Well, there was some cheating involved. In building EasyFlash versions of some Ultima games, Drunella created EAFS, a library for EasyFlash carts to offer a complete file system. I told Gemini and Claude about it, they pulled the repo and started integrating (with Gemini then finishing the work). There is a version that captures Load and Save on my Github. The Load and Save path is fully tested but pretty useless because not a lot of games use Kernel Save when they write highscores. They open a file and CHROUT to it. As I am writing this blog post, a version that does all that is up on the Github and untested - and it is Sunday evening, on the hottest weekend we had in Germany for quite some years, and I'd rather give all this into the community now instead of waiting until late September when I see my next time window for crunch coding. Also, at this point, I'd really like some feedback, especially from Tommy.
The current state of this project (end of June 2026):
- Load and Save vectors captured and tested
- Automatic Memory allocation changed to put stuff in top of memory ($C) so that in theory you can load stuff.
- With the added memory requirements most automatic conversions WILL FAIL but if you can find a memory block that will survive the game code, it should work
- Have a list of games that will be converted soon for real world testing.
That sounds fun! Can I help?
Sure, here is a couple of things you can do:
- Play the three carts I uploaded and tell me about bugs
- Go through the code on my Github and tell me about bugs
- Take the knowledge pack, train your AI and build stuff for the community!
Really, yes, take that pack. It is a lot of human readable files, python tools and about $1000 worth of AI teaching itself C64 filesystems and cartridges. It will give you a headstart. You'll be amazed what Claude can do on Autopilot with this knowledge!

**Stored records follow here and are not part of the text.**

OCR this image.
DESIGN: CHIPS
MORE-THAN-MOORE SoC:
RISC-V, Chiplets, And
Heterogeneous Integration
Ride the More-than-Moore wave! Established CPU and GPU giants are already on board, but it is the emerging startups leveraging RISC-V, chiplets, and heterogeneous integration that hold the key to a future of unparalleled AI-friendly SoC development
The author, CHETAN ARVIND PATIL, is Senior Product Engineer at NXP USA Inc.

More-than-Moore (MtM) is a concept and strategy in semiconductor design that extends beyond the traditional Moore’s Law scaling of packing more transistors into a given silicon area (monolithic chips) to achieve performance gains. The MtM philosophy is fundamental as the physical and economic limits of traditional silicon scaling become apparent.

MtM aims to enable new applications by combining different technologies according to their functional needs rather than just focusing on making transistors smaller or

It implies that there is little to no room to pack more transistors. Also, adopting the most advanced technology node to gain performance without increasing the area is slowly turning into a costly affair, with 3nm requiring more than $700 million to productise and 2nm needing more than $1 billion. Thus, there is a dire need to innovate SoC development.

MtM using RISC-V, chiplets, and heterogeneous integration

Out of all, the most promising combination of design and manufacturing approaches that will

Contact me anytime via Github, Lemon64 (docbobo) or simply mail boris at dreisechzig.net. I'd really like to see somebody USE this because I am seriously considering building stuff only for myself in the future.
I hate you because you used AI!
Unless your mom knitted your clothing, please run around naked because you know some hundred years ago we invented machines to do knit clothing.
AI will not go away. Without AI I would never have found the time do to these builds. And let's make this 100% clear: There is about a dozen people in the world that do USEFUL stuff for the C64 preservation against thousands of users that just want to play the games. Unless you can code this yourself and have many hours of free time, I am not interested at all in your oppinion. If AI can help us all to get some C64 classics modernized, I'm happy to do so.